Wednesday, April 15, 2015

Praying for my boy


As I sat down to write this post, I had intentions on writing a letter to my future adult son. I wanted to tell him all about my hopes and aspirations for him, but I never could get the words out quite right. I'd say one thing and then contradict myself in the next sentence.One thing remained constant though, I always wanted God's will for his life. I have no clue what I want kind of life I want for my child. Luckily, I'm not the one in charge of the planning, and I'm so thankful that God has already made the way.

As I'm sure most of us do, I pray for my child every day. I've done so since I learned that I was pregnant with him, and I'm sure I'll continue my daily ritual until I'm dead and gone. I discuss my boy with God like I'm talking to his doctor about his growth. I talk about his development like I'm telling a friend about the new trick he learned today. I have full conversations with God about J, thanking Him for His blessings and asking for His guidance on this all too important job of raising a child.

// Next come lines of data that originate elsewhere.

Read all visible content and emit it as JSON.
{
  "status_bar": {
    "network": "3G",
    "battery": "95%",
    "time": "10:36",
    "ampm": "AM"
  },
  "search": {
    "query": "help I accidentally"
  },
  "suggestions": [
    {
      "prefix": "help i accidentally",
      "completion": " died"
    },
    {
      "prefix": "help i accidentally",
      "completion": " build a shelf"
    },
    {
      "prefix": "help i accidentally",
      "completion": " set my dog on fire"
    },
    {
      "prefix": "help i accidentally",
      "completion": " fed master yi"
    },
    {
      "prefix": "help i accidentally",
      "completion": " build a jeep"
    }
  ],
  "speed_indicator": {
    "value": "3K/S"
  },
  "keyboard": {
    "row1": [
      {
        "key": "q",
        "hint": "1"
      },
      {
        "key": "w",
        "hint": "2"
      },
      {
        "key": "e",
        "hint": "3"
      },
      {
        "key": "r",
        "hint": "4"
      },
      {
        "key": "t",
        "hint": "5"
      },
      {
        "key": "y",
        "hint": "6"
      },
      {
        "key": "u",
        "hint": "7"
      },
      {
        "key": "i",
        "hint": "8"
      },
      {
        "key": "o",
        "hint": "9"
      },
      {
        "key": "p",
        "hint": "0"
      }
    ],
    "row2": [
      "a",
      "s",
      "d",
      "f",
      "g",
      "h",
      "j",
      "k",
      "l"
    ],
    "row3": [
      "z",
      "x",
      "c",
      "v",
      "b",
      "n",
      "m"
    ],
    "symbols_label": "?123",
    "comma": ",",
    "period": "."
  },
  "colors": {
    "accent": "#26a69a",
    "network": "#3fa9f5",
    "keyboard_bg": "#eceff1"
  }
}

I pray over the decisions I make, and I ask God to help me make choices that will benefit J. I think about who he will be someday. Will my choices help to mold a confident, independent, Godly young man? And even though I know I shouldn't, I worry over past choices and whether they are somehow going to have a negative effect. 

As I watch him sleep, I thank God for the blessing of being his mother. As he plays, I marvel at the enormity of it all. Sometimes I cry because I am overcome by the magnitude of my love for him. The responsibility of raising him overwhelms me, but I turn to my Rock. I pray that I don't mess this up. This is such an important job, being his mother. He is the most important thing that G and I have ever done, and I know above all else that we cannot do this alone. So, I pray. 

I pray that I'm able to excentuate the good. There's so much good in him. He is so thoughtful, so smart, and he has such a tender heart. My prayer is that everything I do as his mother helps all of those good qualities shine.

I pray that he is kind but discerning. Kindness is a virtue that is lacking in so many people, and sadly it is also a characteristic that can often cause it's owner to be exploited. In today's world, kind people are at a disadvantage without awareness, so I ask God to bestow discernment on my little boy. 

I pray that he is happy. Happiness seems to be fleeting for so many people. We're always chasing the bigger house or the faster car, so I pray that he can find happiness in his life at any given moment. I hope that he can be content in his life and also be driven to create a wonderful life for himself. 

I pray that he is successful. Success is hard to find and even harder to recognize when you find it. I pray that he fights for his success but that he also understands failure. I hope he appreciates his triumphs  and is thankful for his blessings.  

I pray that he is chivalrous. Chivalry is a lost but valuable virtue. I pray that he carries the heavy loads and opens doors for the ladies in his life. I hope that he is able to find a good, Godly helpmate that will appreciate his chivalry and help to instill the same virtues into their children.

I pray that he is healthy. I ask God please let him stay healthy. I hope he never feels the pain heart disease, diabetes, addiction, or cancer. It feels selfish of me to ask with so much pain and suffering in the world, but I pray that he never has to know that kind of suffering.

I pray that he becomes a strong, articulate, God fearing man. I pray that he'll accept Jesus Christ as his Lord and Savior. I pray that he'll know the peace of asking Him into his heart. I pray that I can build a home around him that will nurture his relationship with God. Above all else, this is my prayer.

I could sit around and plan his life out for him, but I believe that would be putting him at a disadvantage. God has a plan and a purpose for J's life. So, I will pray these things, follow Jesus, and know that he knows the way. When I become overwhelmed with the responsibility before me I will trust in Him.

Samuel 22:33
It is God who arms me with strength and keeps my way secure.